Some time later, the Colombian Attorney General did file some additional evidence. Mainly a USB containing audio recordings. The recordings, however, failed to demonstrate the identity of the voices in them beyond all doubt. In fact, it became clear that the recordings had been copied from another source and therefore could have been edited. Despite these mishandlings, the Chamber analysed the recordings and concluded that while the main interlocutor may have indeed been trying to commit a crime through what he called “productive projects”, there was no evidence from the conversations that Santrich reciprocated. In one call he was asked to attend to a meeting without any evidence that the meeting actually took place. In another, the man showed concern because Santrich was leaving before meeting with his contacts (¶¶400-404).
The Chamber concluded that “what this call demonstrates is the persistence shown by Marín to meet with [Santrich], without the conversation necessarily revealing the conduct for which the extradition request was made, in such a way that it cannot be read differently than what it has the capacity of transmitting” (¶404).
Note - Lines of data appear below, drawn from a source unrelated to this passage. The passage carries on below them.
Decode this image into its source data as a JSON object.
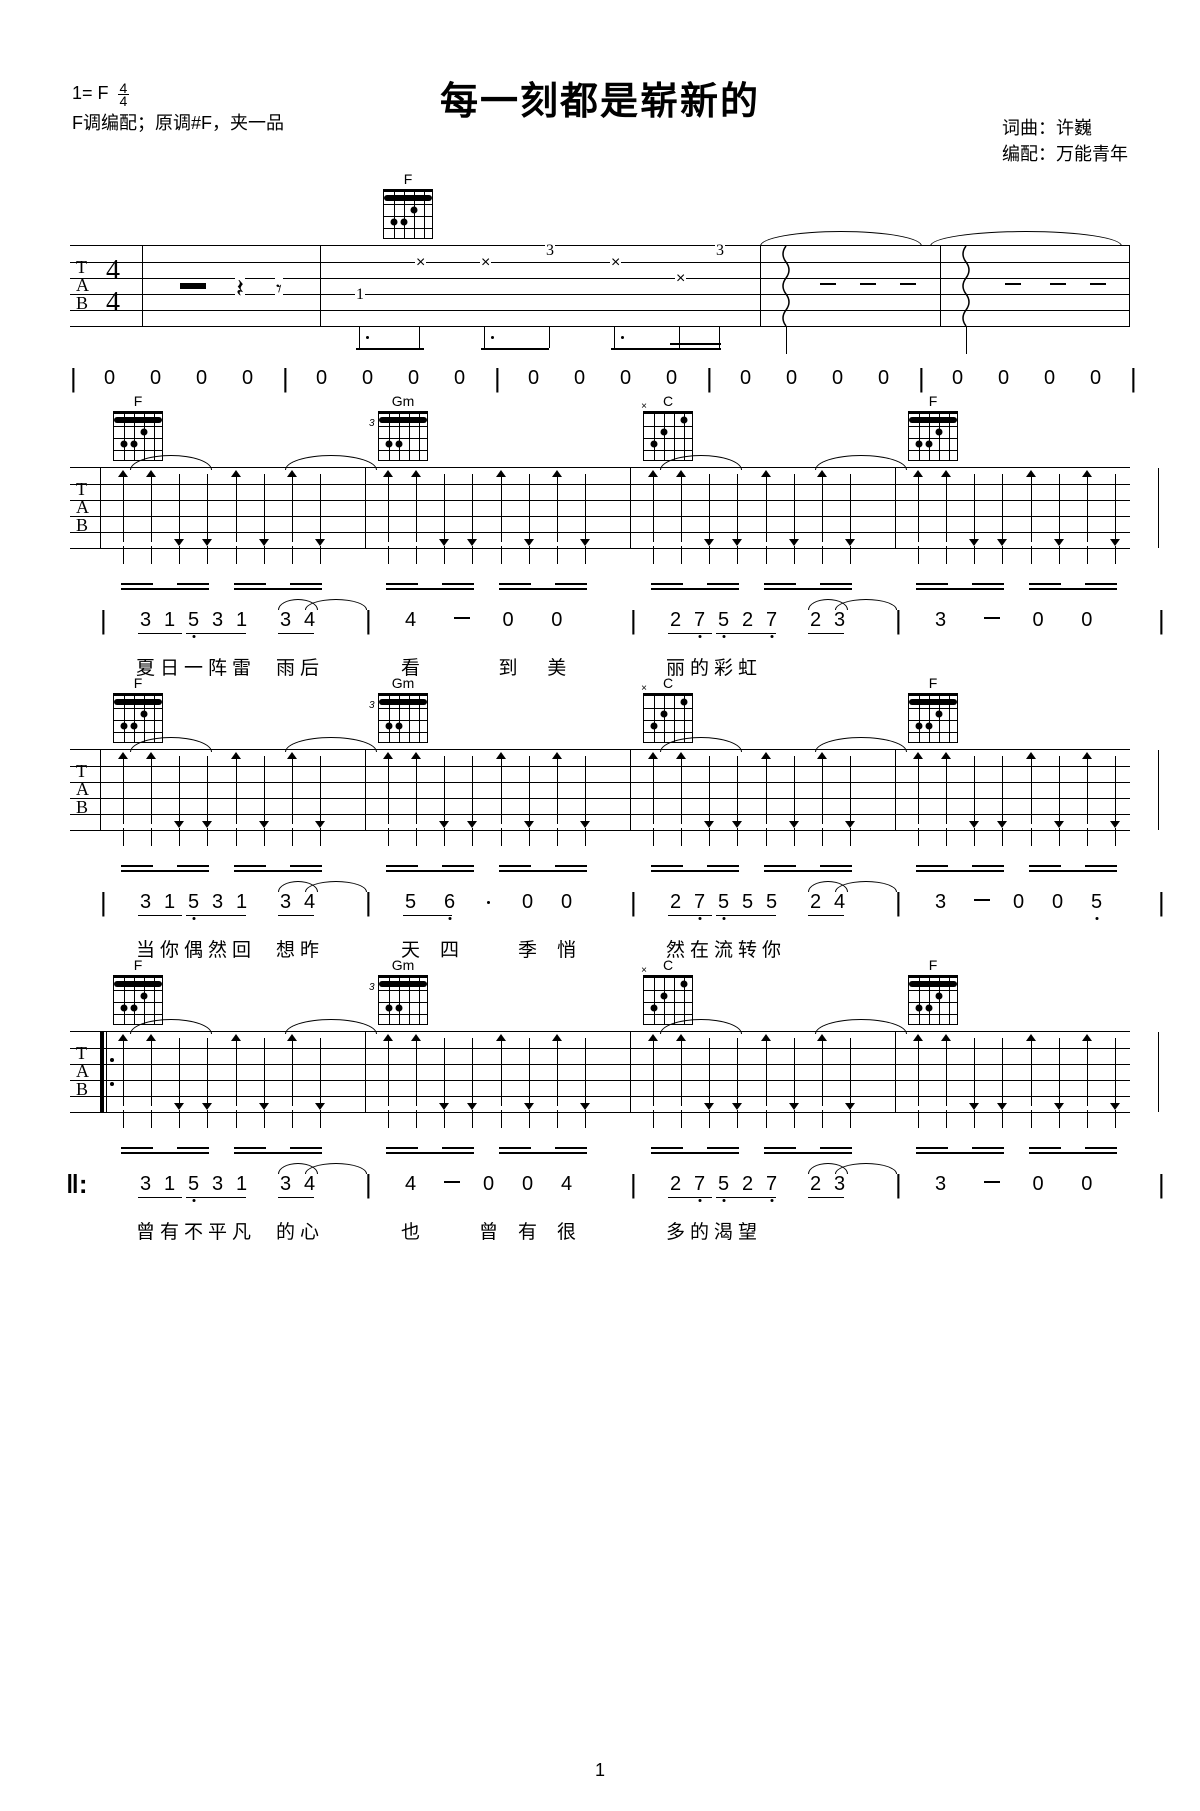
{
  "title": "每一刻都是崭新的",
  "key_line": "1= F",
  "time_sig": {
    "num": "4",
    "den": "4"
  },
  "arrangement_note": "F调编配；原调#F，夹一品",
  "credit_lyrics": "词曲：许巍",
  "credit_arr": "编配：万能青年",
  "page_number": "1",
  "chords": {
    "F": {
      "name": "F",
      "barre": true
    },
    "Gm": {
      "name": "Gm",
      "barre": true,
      "fret": "3"
    },
    "C": {
      "name": "C"
    }
  },
  "zero_bars": 5,
  "systems": [
    {
      "chord_seq": [
        "F",
        "Gm",
        "C",
        "F"
      ],
      "jianpu": [
        {
          "notes": "3 1 5 3 1   3 4",
          "bar": true
        },
        {
          "notes": "4  —  0  0",
          "bar": true
        },
        {
          "notes": "2 7 5 2 7   2 3",
          "bar": true
        },
        {
          "notes": "3  —  0  0",
          "bar": true
        }
      ],
      "lyrics": [
        "夏",
        "日",
        "一",
        "阵",
        "雷",
        "",
        "雨",
        "后",
        "",
        "",
        "",
        "",
        "看",
        "到",
        "美",
        "丽",
        "的",
        "",
        "彩",
        "虹"
      ]
    },
    {
      "chord_seq": [
        "F",
        "Gm",
        "C",
        "F"
      ],
      "jianpu": [
        {
          "notes": "3 1 5 3 1   3 4"
        },
        {
          "notes": "5 6 ·  0  0"
        },
        {
          "notes": "2 7  5 5 5 2 4"
        },
        {
          "notes": "3  —  0   0 5"
        }
      ],
      "lyrics": [
        "当",
        "你",
        "偶",
        "然",
        "回",
        "",
        "想",
        "昨",
        "",
        "天",
        "",
        "",
        "四",
        "季",
        "",
        "悄",
        "",
        "然",
        "在",
        "流",
        "",
        "转",
        "",
        "",
        "",
        "你"
      ]
    },
    {
      "chord_seq": [
        "F",
        "Gm",
        "C",
        "F"
      ],
      "jianpu": [
        {
          "notes": "3 1 5 3 1   3 4"
        },
        {
          "notes": "4  —  0   0 4"
        },
        {
          "notes": "2 7 5 2 7   2 3"
        },
        {
          "notes": "3  —  0  0"
        }
      ],
      "lyrics": [
        "曾",
        "有",
        "不",
        "平",
        "凡",
        "",
        "的",
        "心",
        "",
        "",
        "",
        "也",
        "",
        "曾",
        "有",
        "很",
        "多",
        "的",
        "",
        "渴",
        "望"
      ]
    }
  ]
}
The audio tapes simply showed Marin was probably trying to commit a crime and should be indicted, not Santrich necessarily. Given these facts, the Chamber ruled that Santrich should benefit from the non-extradition protections of the Peace Agreement.
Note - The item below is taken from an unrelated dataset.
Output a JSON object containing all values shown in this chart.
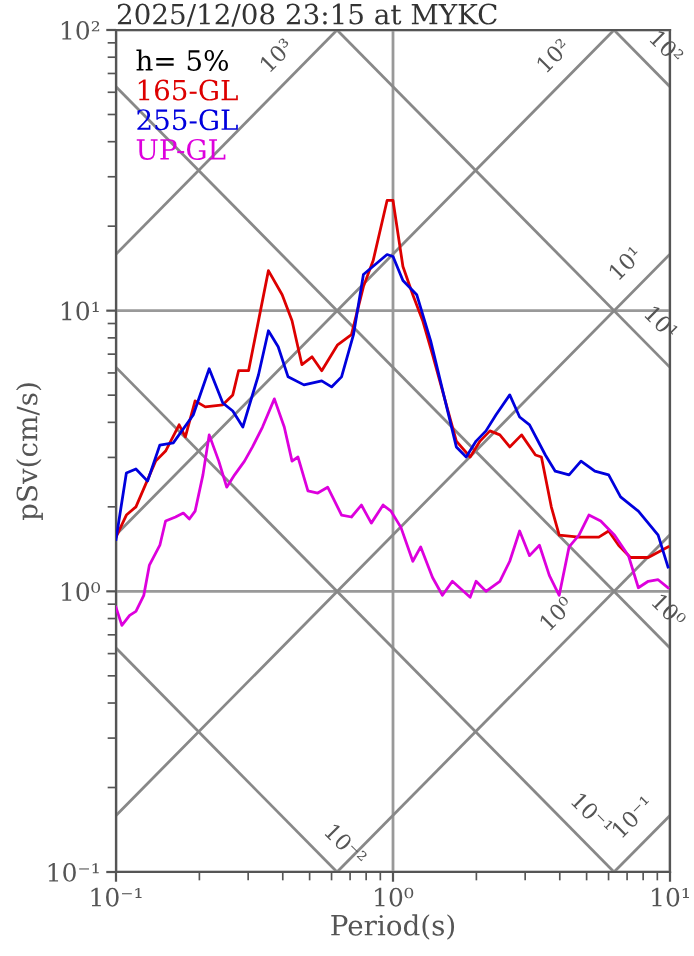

Talk of the decision spread like wildfire in Colombia, where the government’s attitude towards the Peace Agreement has been deteriorating since the election of Iván Duque to the Presidency. The decision prompted the resignation of Colombia’s Attorney General, while Duque’s ally and former President, Álvaro Uribe, deplored the decision, calling it a “crisis of public order”. To opponents of the SJP, extradition to the United States seems like the best way to prevent FARC members from gaining access to the Agreement’s so-called “alternative punishments”, based on restorative rather than retributive justice.
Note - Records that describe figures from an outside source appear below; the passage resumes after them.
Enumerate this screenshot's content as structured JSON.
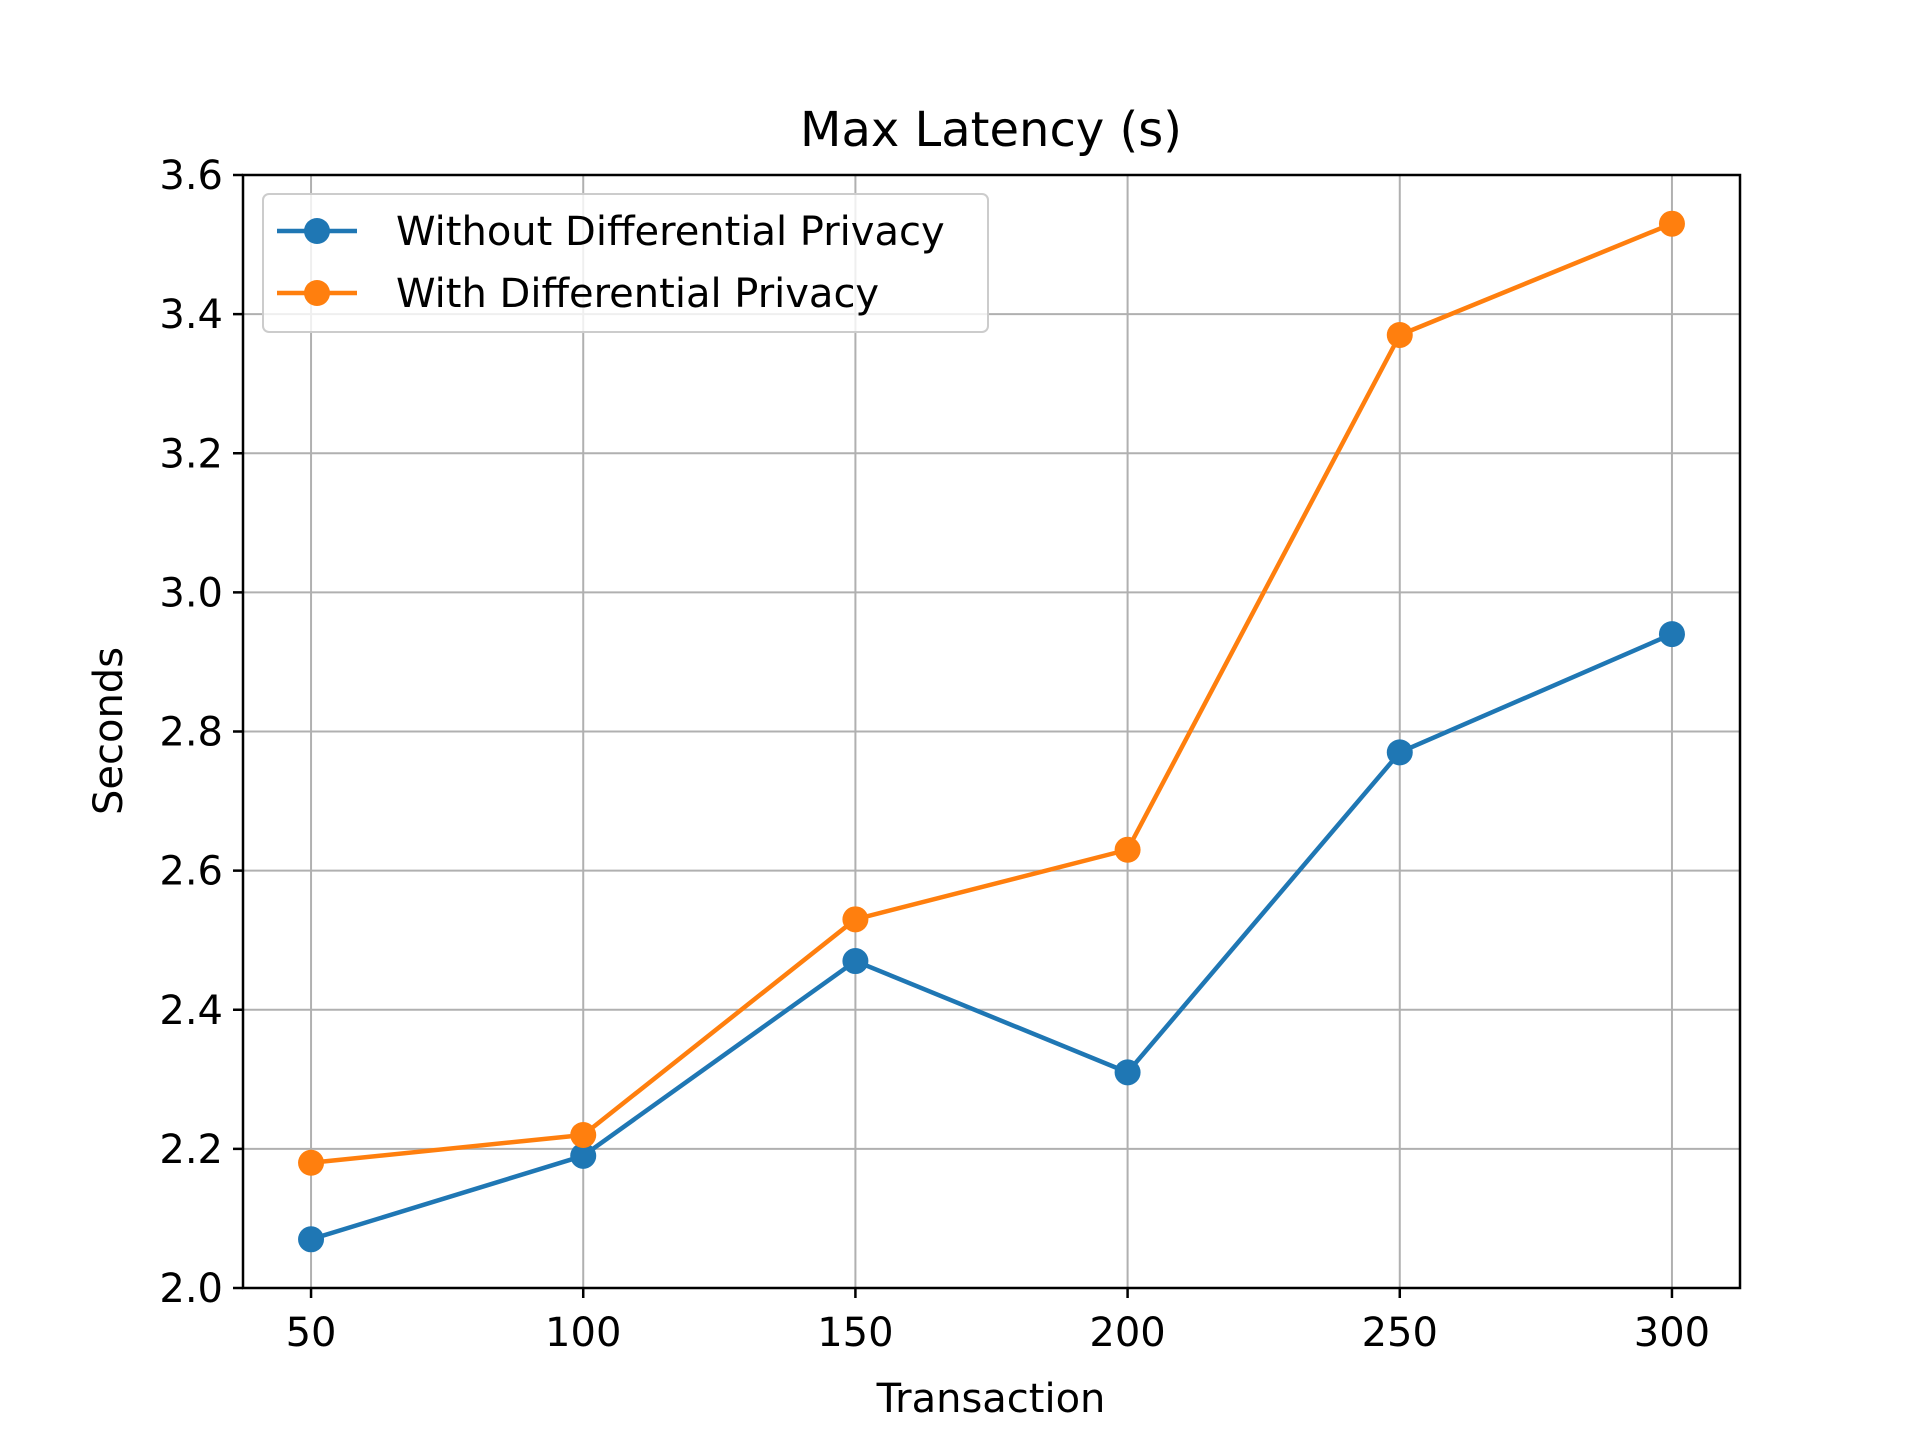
{
  "chart_data": {
    "type": "line",
    "title": "Max Latency (s)",
    "xlabel": "Transaction",
    "ylabel": "Seconds",
    "x": [
      50,
      100,
      150,
      200,
      250,
      300
    ],
    "xlim": [
      37.5,
      312.5
    ],
    "ylim": [
      2.0,
      3.6
    ],
    "xticks": [
      "50",
      "100",
      "150",
      "200",
      "250",
      "300"
    ],
    "yticks": [
      "2.0",
      "2.2",
      "2.4",
      "2.6",
      "2.8",
      "3.0",
      "3.2",
      "3.4",
      "3.6"
    ],
    "grid": true,
    "legend_position": "upper-left",
    "series": [
      {
        "name": "Without Differential Privacy",
        "color": "#1f77b4",
        "marker": "circle",
        "values": [
          2.07,
          2.19,
          2.47,
          2.31,
          2.77,
          2.94
        ]
      },
      {
        "name": "With Differential Privacy",
        "color": "#ff7f0e",
        "marker": "circle",
        "values": [
          2.18,
          2.22,
          2.53,
          2.63,
          3.37,
          3.53
        ]
      }
    ]
  }
}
A few hours after the decision, however, and in an unexpected development, the Office of the Attorney General released a video of Santrich. In the video, Marin, the man from the audio recordings, and undercover DEA agents, discuss with Santrich what appears to be a cocaine smuggling operation to the United States. This prompted Santrich to be re-incarcerated barely minutes after his release.
The question in everybody’s mind was why this evidence was not submitted to the SJP, prompting speculation as to the motives behind such a move. Was it a plan to delegitimize the SJP by blaming it for the release of a FARC member? Whatever the reason, though, the Revision Chamber’s scathing evaluation of the Attorney General’s procedural conduct will leave little doubt to anyone actually reading the decision that the SJP was up to the challenge.